Decipher Using System Keys: Example 7
In this example, the enciphered data set produced by the job in Encipher Using System Keys: Example 6 is deciphered, using a VSAM relative
record data set as the target for the plaintext (deciphered) data.
The empty slots in the original data set are reestablished. Keys are
managed by the Programmed Cryptographic Facility or the Cryptographic
Support Unit.
//DESYS JOB ...
//STEP2 EXEC PGM=IDCAMS
//CRYPT DD DSN=RRDSEN,LABEL=(1,SL),DISP=OLD,
// UNIT=3480,VOL=SER=TAPE01,
// DCB=DEN=3
//CLEAR DD DSN=RRDS2,DISP=SHR
//SYSPRINT DD SYSOUT=A
//SYSIN DD *
REPRO -
INFILE(CRYPT) -
OUTFILE(CLEAR) -
DECIPHER -
(SYSTEMKEY -
SYSTEMKEYNAME(BKEY27))
/*
Job control language statements:
- CRYPT DD describes and allocates the magnetic tape containing the enciphered data.
- CLEAR DD describes the relative record data set.
The REPRO command copies and deciphers the enciphered data set from the source tape to the target data set RRDS2. The enciphered data encrypting key is obtained from the header of the source data set. Use the internal file key (BKEY27) to decipher the enciphered data encrypting key that is then used to decipher the data. The parameters of the REPRO command are:
- INFILE points to the CRYPT DD statement, identifying the tape containing the enciphered source data.

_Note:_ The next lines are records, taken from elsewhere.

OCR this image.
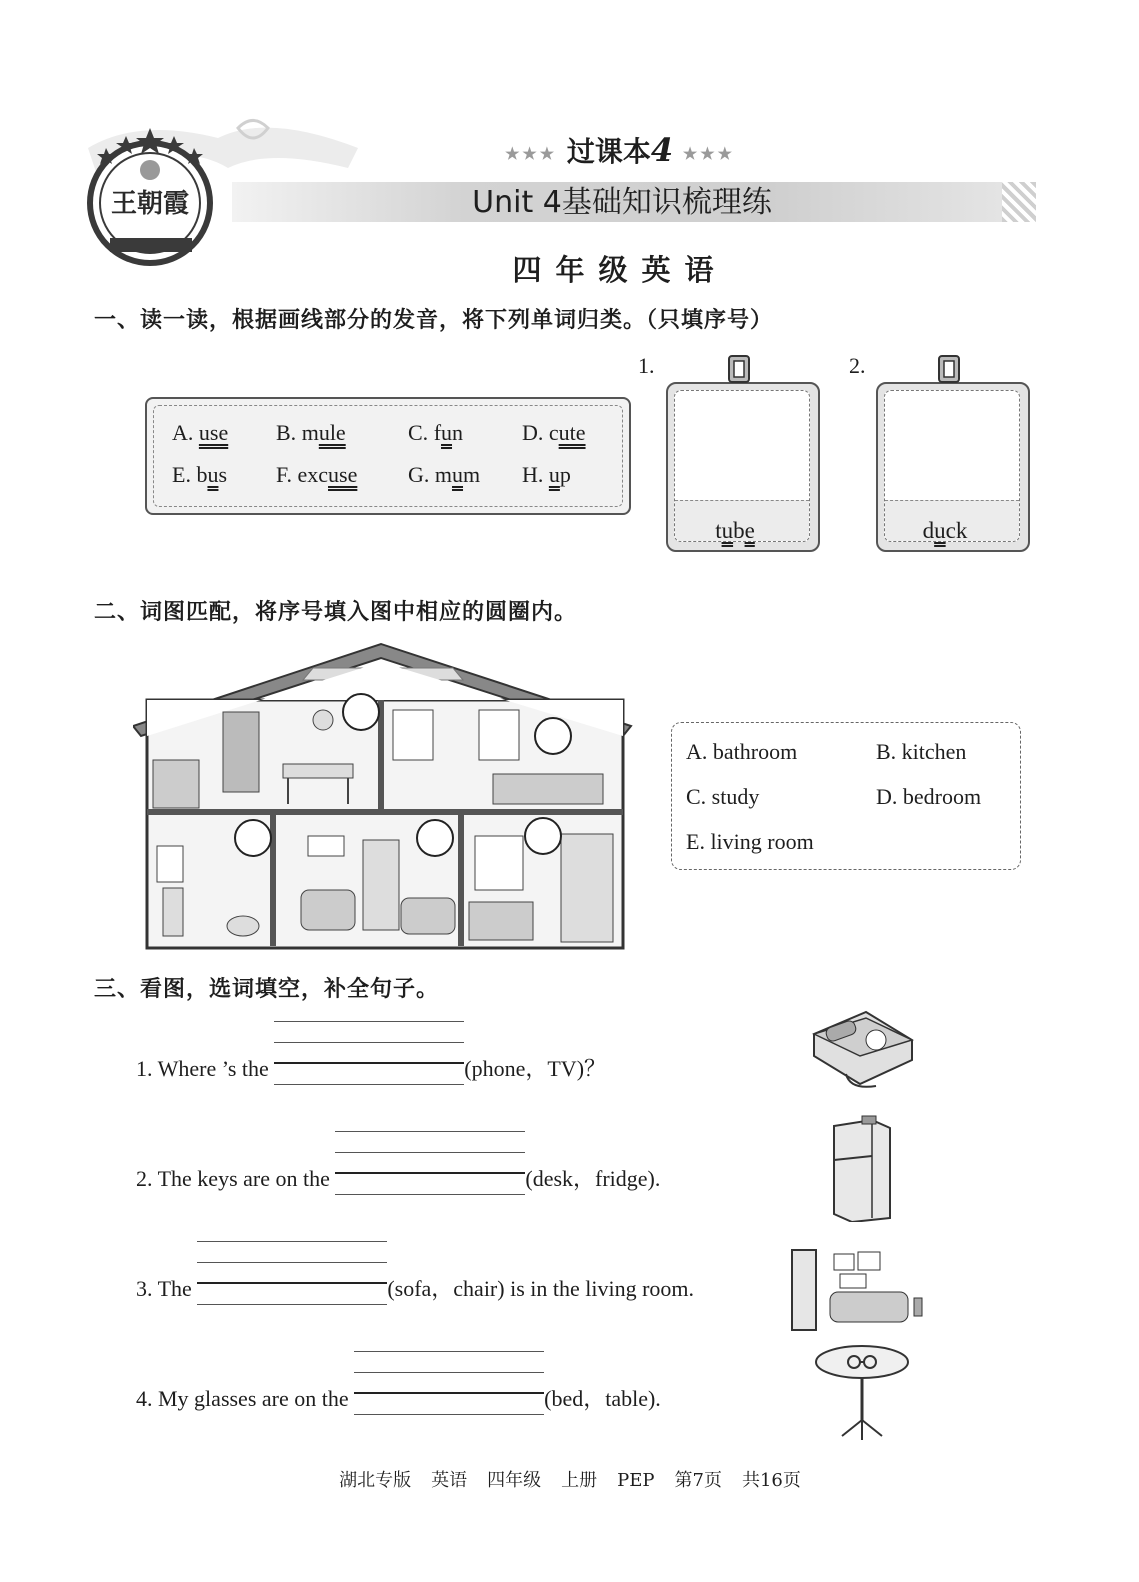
王朝霞
★★★ 过课本4 ★★★
Unit 4基础知识梳理练
四年级英语
一、读一读，根据画线部分的发音，将下列单词归类。（只填序号）
A. use B. mule	C. fun	D. cute
E. bus F. excuse G. mum H. up
1.	2.
tube	duck
二、词图匹配，将序号填入图中相应的圆圈内。
A. bathroom	B. kitchen
C. study	D. bedroom
E. living room
三、看图，选词填空，补全句子。
1. Where ’s the	(phone，TV)？
2. The keys are on the	(desk，fridge).
3. The	(sofa，chair) is in the living room.
4. My glasses are on the	(bed，table).
湖北专版 英语 四年级 上册 PEP 第7页 共16页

- OUTFILE points to the CLEAR DD statement, identifying the data set to contain the deciphered data, RRDS2. The defined record size must be the same as that of the original relative record data set.
- DECIPHER indicates that the source data set is to be deciphered as it is copied to the target data set.
- SYSTEMKEY indicates that keys are managed by the Program Cryptographic Facility, the Cryptographic Unit Support, or the z/OS® Integrated Cryptographic Service Facility.
- SYSTEMKEYNAME supplies the key name, BKEY27, of the internal file key that was used to encipher the system data encrypting key. The file key must be an internal file key in this system.